Dennoch gibt es Branchen, die in diesem Jahr besser abschneiden. Gutscheine und Spielwaren bleiben beliebte Geschenke, und technische Konsumgüter erlebten einen Nachfrageboom. Roboterstaubsauger (+24 Prozent), Heißluftfritteusen (+15 Prozent), Desktop-PCs (+18 Prozent) und Laptops (+13 Prozent) wurden deutlich häufiger nachgefragt. Zudem profitierte der Onlinehandel besonders gut von Rabattaktionen wie dem Black Friday.
Ausblick auf die Nachweihnachtszeit
Das Weihnachtsgeschäft endet nicht mit Heiligabend.
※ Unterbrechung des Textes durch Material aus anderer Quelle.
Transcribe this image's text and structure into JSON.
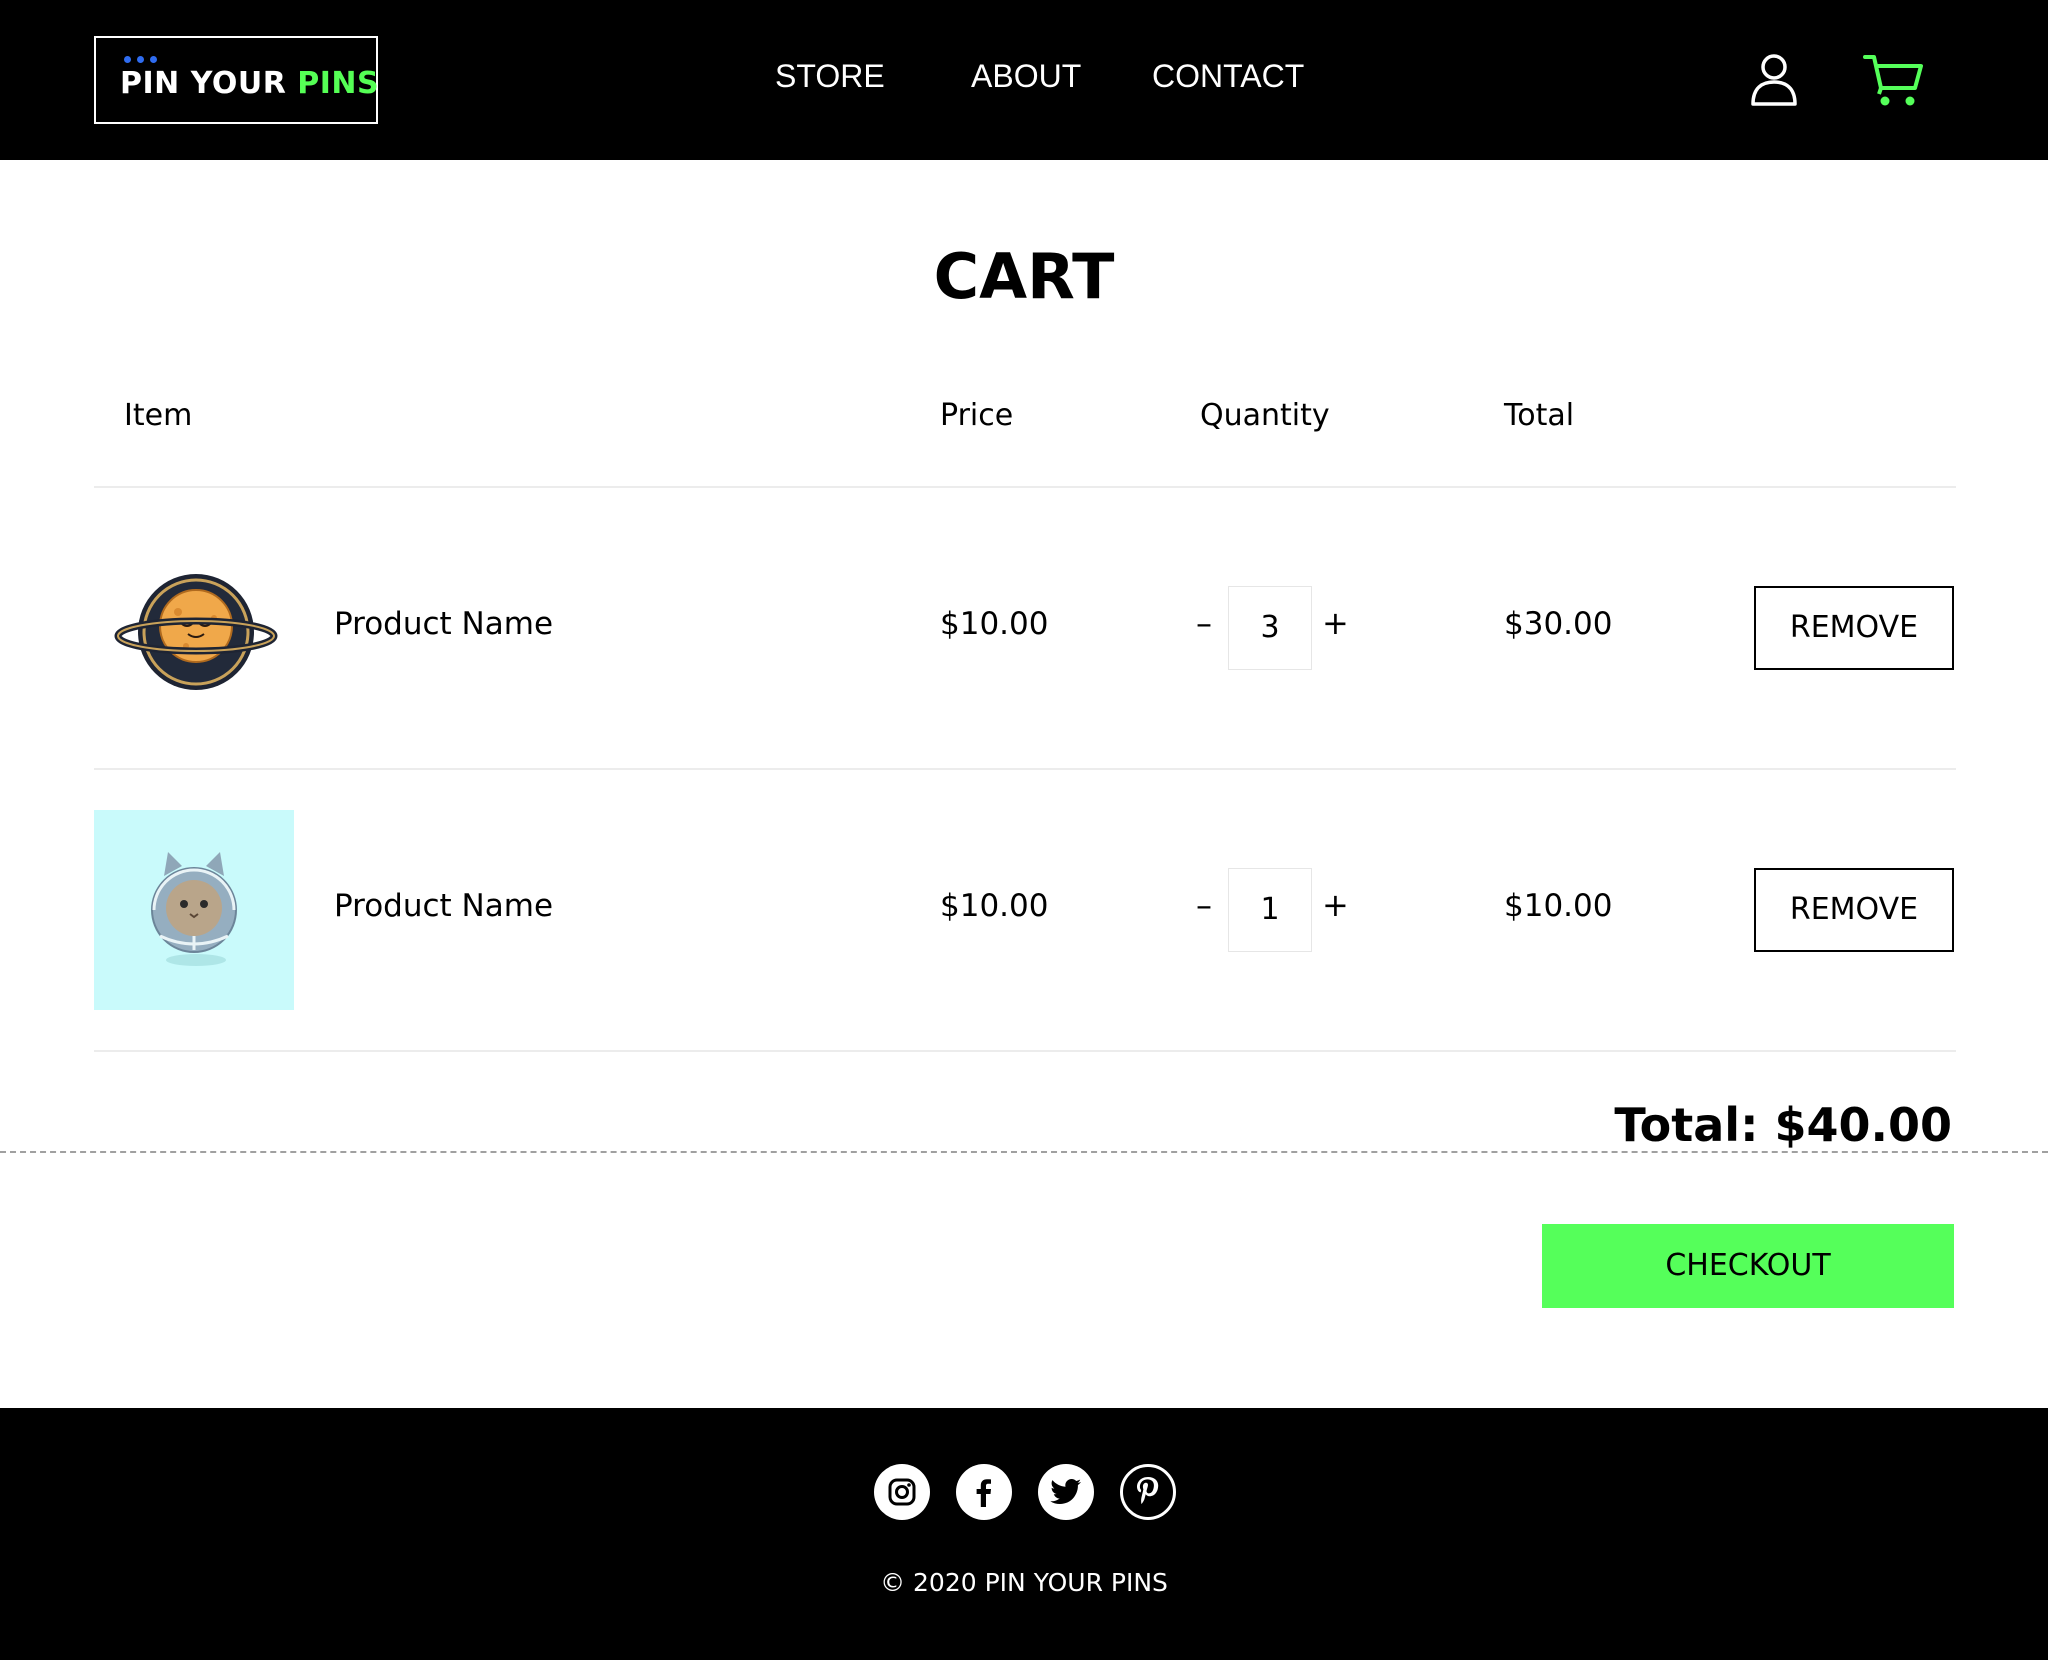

Die Zeit nach den Feiertagen stellt eine wichtige Phase dar, in der viele Kunden die freien Tage zum Einkaufen nutzen, Geldgeschenke ausgeben und Gutscheine einlösen. Mehr als 14 Prozent der Händler gaben an, dass die Nachweihnachtszeit die umsatzstärkste Phase im Weihnachtsgeschäft darstellt.
Der Einzelhandel rechnet für November und Dezember mit Erlösen von 126,2 Milliarden Euro, was einem nominalen Anstieg von 1,5 Prozent im Vergleich zum Vorjahr entspricht. Nach Abzug der Preissteigerungen bleibt der Umsatz jedoch real auf einem ähnlichen Niveau. Eine endgültige Bilanz wird erst im Januar vom Verband gezogen.